Le « rapport Draghi » justifie la course à l’innovation
Pourquoi la Commission prend-elle un tel risque politique ? Pourquoi détricoter son texte le plus célèbre ? La réponse se trouve dans un rapport de septembre 2024.
L’ancien Premier ministre italien, Mario Draghi, a remis à la Commission un rapport très attendu sur la compétitivité. Le constat était sombre. Les lois complexes de l’Europe, y compris le RGPD, étouffent l’innovation. Elles entravent la concurrence avec les États-Unis et la Chine. Cet avertissement a agi comme un électrochoc à Bruxelles.
Le « Digital Omnibus » est la réponse directe à ce rapport. La Commission, que la vice-présidente exécutive Henna Virkkunen dirige sur ce dossier, a clairement choisi son camp : celui de l’innovation et de l’IA, au détriment de la vie privée.
Pour confirmer ce parti pris, le paquet législatif contient une autre mesure. Il retarderait l’application de la loi sur l’IA (AI Act). Les entreprises qui déploient des systèmes d’IA à « haut risque » (santé, recrutement, justice) bénéficieraient d’une période de grâce d’un an avant l’entrée en vigueur des amendes. La Commission reporterait même les pénalités de transparence jusqu’en août 2027. C’est un cadeau clair fait aux géants de la tech.
Un processus « accéléré » qui divise les États membres
Cette tentative de « blitzkrieg » législatif ne passe pas inaperçue. Le processus accéléré suscite des critiques intenses. La consultation publique s’est terminée en octobre. Selon des sources à Bruxelles, certaines unités de la Commission n’ont eu que cinq jours ouvrables pour examiner le projet de 180 pages.
La manœuvre divise aussi les capitales européennes. Plusieurs États membres s’opposent farouchement à la réouverture du RGPD. La République tchèque, l’Estonie, l’Autriche, la Slovénie et même la France ont exprimé leur désaccord. Ils estiment que le texte actuel, bien qu’imparfait, ne doit rien perdre de sa force.

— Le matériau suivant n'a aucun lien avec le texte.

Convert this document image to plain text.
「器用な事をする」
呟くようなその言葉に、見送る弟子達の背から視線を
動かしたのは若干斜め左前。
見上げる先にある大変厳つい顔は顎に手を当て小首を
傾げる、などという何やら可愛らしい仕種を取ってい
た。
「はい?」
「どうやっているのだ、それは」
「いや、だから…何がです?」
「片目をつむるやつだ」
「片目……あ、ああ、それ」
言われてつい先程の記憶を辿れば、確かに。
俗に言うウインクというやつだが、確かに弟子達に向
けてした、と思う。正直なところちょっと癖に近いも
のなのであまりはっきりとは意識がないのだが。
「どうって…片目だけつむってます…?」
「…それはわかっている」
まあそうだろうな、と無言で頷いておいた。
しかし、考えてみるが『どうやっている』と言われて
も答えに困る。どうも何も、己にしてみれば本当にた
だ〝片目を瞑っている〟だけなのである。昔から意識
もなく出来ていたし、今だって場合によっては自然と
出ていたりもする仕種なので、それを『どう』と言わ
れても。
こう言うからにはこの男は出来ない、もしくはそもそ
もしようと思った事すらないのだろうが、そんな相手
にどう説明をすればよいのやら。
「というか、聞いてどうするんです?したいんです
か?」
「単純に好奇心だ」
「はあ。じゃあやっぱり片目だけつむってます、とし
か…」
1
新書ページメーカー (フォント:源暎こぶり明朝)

À l’inverse, l’Allemagne, pourtant réputée pour sa sensibilité à la vie privée, a plaidé pour des réformes. Son économie, très industrialisée, craint de rater le virage de l’IA. Cette division entre les États membres sera la clé de la bataille qui s’annonce.
Conclusion
En définitive, l’Union européenne arrive à la croisée des chemins. Après avoir passé une décennie à s’imposer comme le champion mondial de la protection des données, elle s’apprête à faire marche arrière. La peur du déclassement face aux États-Unis et à la Chine, et le rapport Draghi, poussent la Commission à vouloir sacrifier des protections du RGPD sur l’autel de l’IA. La proposition du 19 novembre ouvre une bataille politique majeure. Elle oppose les géants de la tech et la Commission aux gardiens de la vie privée et à plusieurs États membres.